The whole month of December without a single post! After a busy boating season I needed a little down time. But it’s time to get busy again. Been working on some bugs/enhancements to the gallery/upload pages and got most of it figured out yesterday while watching the NFL divisional round games (the Giants look like they’re peaking at just the right time…they’re going to be very tough).
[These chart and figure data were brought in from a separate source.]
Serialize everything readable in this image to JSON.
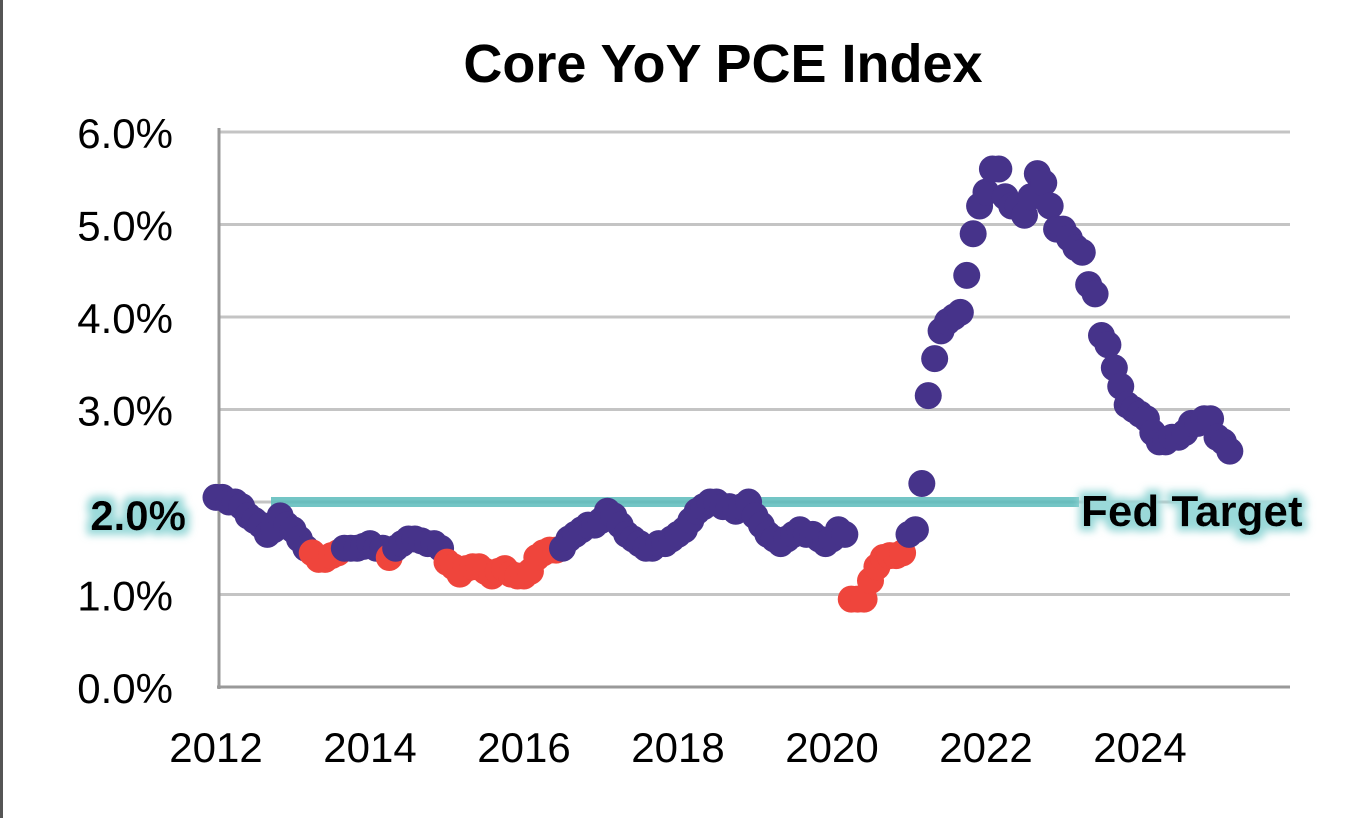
{
  "chart_data": {
    "type": "scatter",
    "title": "Core YoY PCE Index",
    "xlabel": "",
    "ylabel": "",
    "xlim": [
      2012,
      2026
    ],
    "ylim": [
      0,
      6
    ],
    "x_ticks": [
      "2012",
      "2014",
      "2016",
      "2018",
      "2020",
      "2022",
      "2024"
    ],
    "y_ticks": [
      "0.0%",
      "1.0%",
      "2.0%",
      "3.0%",
      "4.0%",
      "5.0%",
      "6.0%"
    ],
    "grid": "horizontal",
    "reference_line": {
      "label": "Fed Target",
      "value": 2.0,
      "value_label": "2.0%",
      "color": "#5bbcbc"
    },
    "colors": {
      "above": "#46338a",
      "low": "#ef453c"
    },
    "monthly_start": "2012-01",
    "values": [
      2.05,
      2.05,
      2.0,
      2.0,
      1.95,
      1.85,
      1.8,
      1.75,
      1.65,
      1.7,
      1.85,
      1.75,
      1.7,
      1.6,
      1.5,
      1.45,
      1.38,
      1.38,
      1.42,
      1.45,
      1.5,
      1.5,
      1.5,
      1.52,
      1.55,
      1.5,
      1.5,
      1.4,
      1.5,
      1.55,
      1.6,
      1.6,
      1.58,
      1.55,
      1.55,
      1.5,
      1.35,
      1.3,
      1.22,
      1.28,
      1.3,
      1.3,
      1.25,
      1.2,
      1.25,
      1.28,
      1.22,
      1.2,
      1.2,
      1.25,
      1.4,
      1.45,
      1.48,
      1.48,
      1.5,
      1.6,
      1.65,
      1.7,
      1.75,
      1.75,
      1.8,
      1.9,
      1.85,
      1.75,
      1.65,
      1.6,
      1.55,
      1.5,
      1.5,
      1.55,
      1.55,
      1.6,
      1.65,
      1.7,
      1.8,
      1.9,
      1.95,
      2.0,
      2.0,
      1.95,
      1.95,
      1.9,
      1.95,
      2.0,
      1.85,
      1.75,
      1.65,
      1.6,
      1.55,
      1.6,
      1.65,
      1.7,
      1.65,
      1.65,
      1.6,
      1.55,
      1.6,
      1.7,
      1.65,
      0.95,
      0.95,
      0.95,
      1.15,
      1.3,
      1.4,
      1.42,
      1.42,
      1.45,
      1.65,
      1.7,
      2.2,
      3.15,
      3.55,
      3.85,
      3.95,
      4.0,
      4.05,
      4.45,
      4.9,
      5.2,
      5.35,
      5.6,
      5.6,
      5.3,
      5.2,
      5.2,
      5.1,
      5.3,
      5.55,
      5.45,
      5.2,
      4.95,
      4.95,
      4.85,
      4.75,
      4.7,
      4.35,
      4.25,
      3.8,
      3.7,
      3.45,
      3.25,
      3.05,
      3.0,
      2.95,
      2.9,
      2.75,
      2.65,
      2.65,
      2.7,
      2.7,
      2.75,
      2.85,
      2.85,
      2.9,
      2.9,
      2.7,
      2.65,
      2.55
    ],
    "low_flags": [
      0,
      0,
      0,
      0,
      0,
      0,
      0,
      0,
      0,
      0,
      0,
      0,
      0,
      0,
      0,
      1,
      1,
      1,
      1,
      1,
      0,
      0,
      0,
      0,
      0,
      0,
      0,
      1,
      0,
      0,
      0,
      0,
      0,
      0,
      0,
      0,
      1,
      1,
      1,
      1,
      1,
      1,
      1,
      1,
      1,
      1,
      1,
      1,
      1,
      1,
      1,
      1,
      1,
      1,
      0,
      0,
      0,
      0,
      0,
      0,
      0,
      0,
      0,
      0,
      0,
      0,
      0,
      0,
      0,
      0,
      0,
      0,
      0,
      0,
      0,
      0,
      0,
      0,
      0,
      0,
      0,
      0,
      0,
      0,
      0,
      0,
      0,
      0,
      0,
      0,
      0,
      0,
      0,
      0,
      0,
      0,
      0,
      0,
      0,
      1,
      1,
      1,
      1,
      1,
      1,
      1,
      1,
      1,
      0,
      0,
      0,
      0,
      0,
      0,
      0,
      0,
      0,
      0,
      0,
      0,
      0,
      0,
      0,
      0,
      0,
      0,
      0,
      0,
      0,
      0,
      0,
      0,
      0,
      0,
      0,
      0,
      0,
      0,
      0,
      0,
      0,
      0,
      0,
      0,
      0,
      0,
      0,
      0,
      0,
      0,
      0,
      0,
      0,
      0,
      0,
      0,
      0,
      0,
      0
    ]
  }
}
Finally (finally!) in the first week of January got the boat tarp/cover fixed on in such a way that it won’t blow off in a high wind or cave in and pull loose¬† after a heavy rain/snowfall. Up to this point I had the tarp tied with sash cord. But a good rain would load the top of the cover with water causing it to belly down into to boat. This in turn would stretch and loosen the sash cord, and then the next really wind day would just lift the whole thing off. I solved the bellying issue by cutting a bunch of wooden slats to the width of the boat and then laying them atop the gunnels (plywood would have worked too but I figured that’d be heavier and more awkward to put on and off). I solved the loosening problem by doing what you’re supposed to do…affixing the cover with heavy duty bungee cords.
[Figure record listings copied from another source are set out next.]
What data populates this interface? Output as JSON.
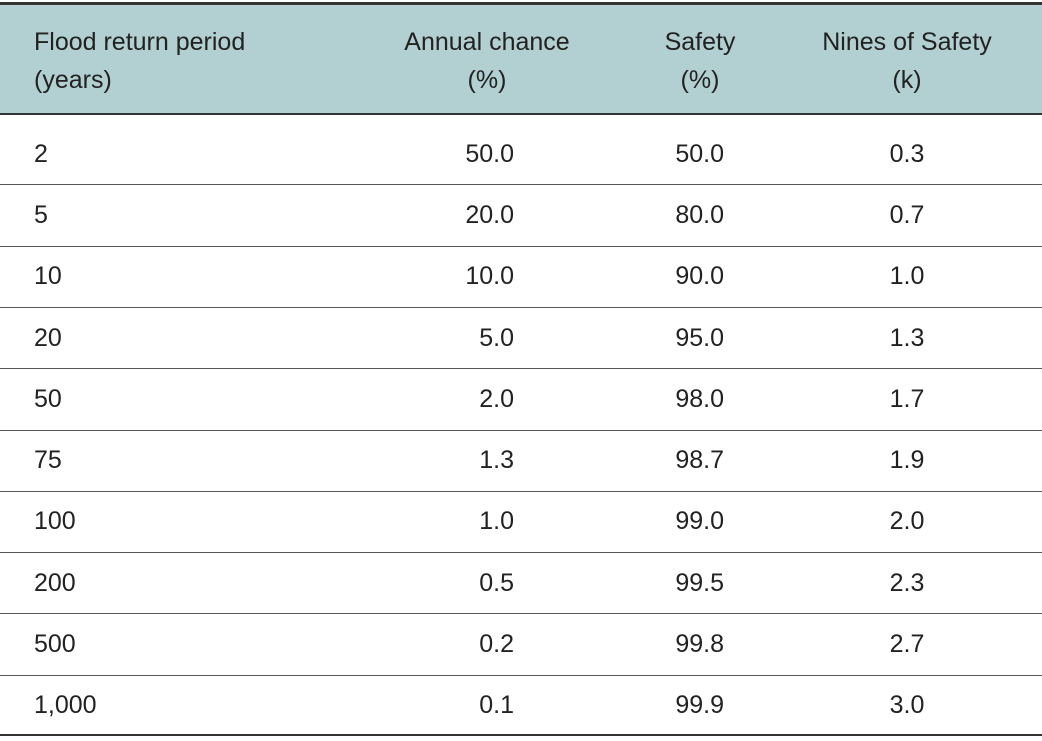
{
  "table": {
    "header": [
      [
        "Flood return period",
        "(years)"
      ],
      [
        "Annual chance",
        "(%)"
      ],
      [
        "Safety",
        "(%)"
      ],
      [
        "Nines of Safety",
        "(k)"
      ]
    ],
    "rows": [
      [
        "2",
        "50.0",
        "50.0",
        "0.3"
      ],
      [
        "5",
        "20.0",
        "80.0",
        "0.7"
      ],
      [
        "10",
        "10.0",
        "90.0",
        "1.0"
      ],
      [
        "20",
        "5.0",
        "95.0",
        "1.3"
      ],
      [
        "50",
        "2.0",
        "98.0",
        "1.7"
      ],
      [
        "75",
        "1.3",
        "98.7",
        "1.9"
      ],
      [
        "100",
        "1.0",
        "99.0",
        "2.0"
      ],
      [
        "200",
        "0.5",
        "99.5",
        "2.3"
      ],
      [
        "500",
        "0.2",
        "99.8",
        "2.7"
      ],
      [
        "1,000",
        "0.1",
        "99.9",
        "3.0"
      ]
    ]
  }
}
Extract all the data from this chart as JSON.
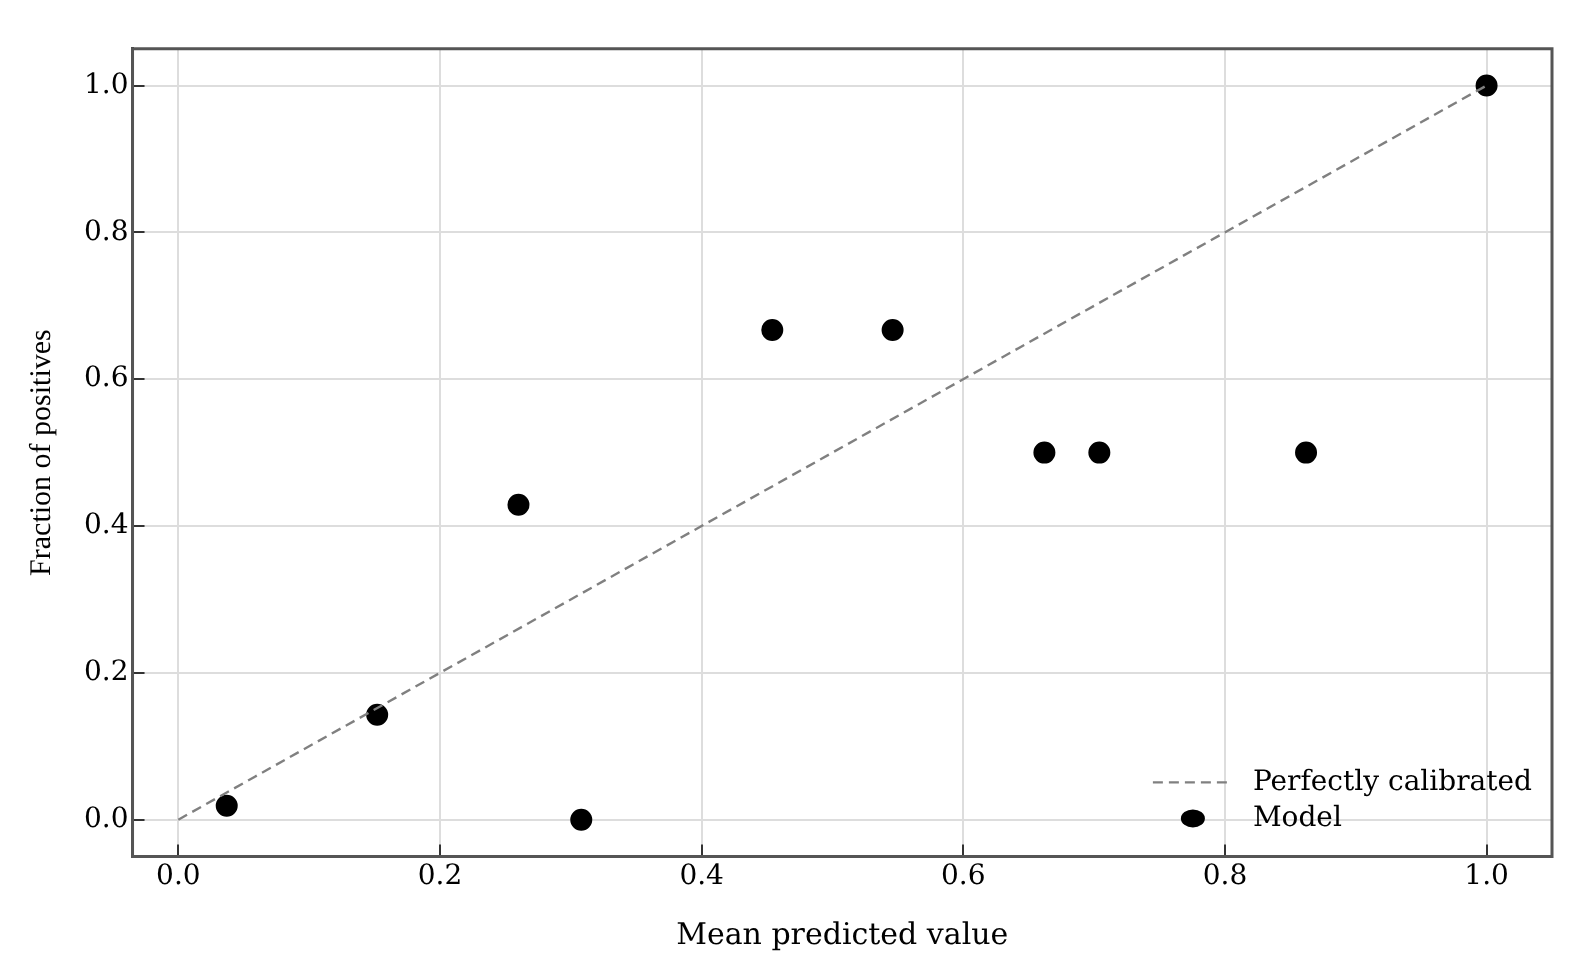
{
  "chart_data": {
    "type": "scatter",
    "xlabel": "Mean predicted value",
    "ylabel": "Fraction of positives",
    "xlim": [
      -0.035,
      1.05
    ],
    "ylim": [
      -0.05,
      1.05
    ],
    "xticks": [
      {
        "value": 0,
        "label": "0.0"
      },
      0.2,
      0.4,
      0.6,
      0.8,
      {
        "value": 1,
        "label": "1.0"
      }
    ],
    "yticks": [
      {
        "value": 0,
        "label": "0.0"
      },
      0.2,
      0.4,
      0.6,
      0.8,
      {
        "value": 1,
        "label": "1.0"
      }
    ],
    "grid": true,
    "legend": "bottom right",
    "series": [
      {
        "name": "Perfectly calibrated",
        "type": "line",
        "color": "#808080",
        "line_style": "dashed",
        "marker": "none",
        "x": [
          0,
          1
        ],
        "values": [
          0,
          1
        ]
      },
      {
        "name": "Model",
        "color": "#000000",
        "marker": "circle",
        "x": [
          0.037,
          0.152,
          0.26,
          0.308,
          0.454,
          0.546,
          0.662,
          0.704,
          0.862,
          1.0
        ],
        "values": [
          0.019,
          0.143,
          0.429,
          0.0,
          0.667,
          0.667,
          0.5,
          0.5,
          0.5,
          1.0
        ]
      }
    ]
  }
}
The battery is still in the boat, instead of down in the basement on a trickle charger like it should be. I wanted the option of still being able to raise and lower the motor. But now that we’re into the truly frigid months here in Massachusetts it’s time to put it where it belongs.

Tasks for the month:

  • Get that battery stored.
  • Gearcase Screw: When I went to change the gearcase lube last fall, I couldn’t get the top screw for the gearcase loose. It was frozen and the screwdrivers I had were in danger of stripping it. Just bought a larger screwdriver at Home Depot (the bigges they had…I’ve seen swords smaller than this thing) and will take one more crack at it. Maybe the cold will have caaused the metal to contract enough that it’ll loosen more easily. If it still won’t budge it’ll have to wait until spring.
  • Boat and Trailer Paperwork: I am habitually late when it comes to certain forms of paperwork…most especially registrations, inspections, excise taxes, and things of that ilk. Between the trailer and the boat, I still don’t have a clear list of what needs to get filed/paid for every year. AND in the off-season I picked up a second, smaller boat that needs to be dealt with as well. And then there are fishing licenses, Seatow membership fees…creating a list of this stuff seems like a good way to get organized.
  • Safe Boating Course: I took one of these when I was a kid, sponsored by the Coast Guard Auxiliary. Time for another one, especially as the waters of Boston Harbor are much, much more dangerous than the Pennsylvania Lakes and upper reaches of Chesapeake Bay I knew growing up.

Shopping lists for boat/trailer parts and fishing equipment will have to wait until February.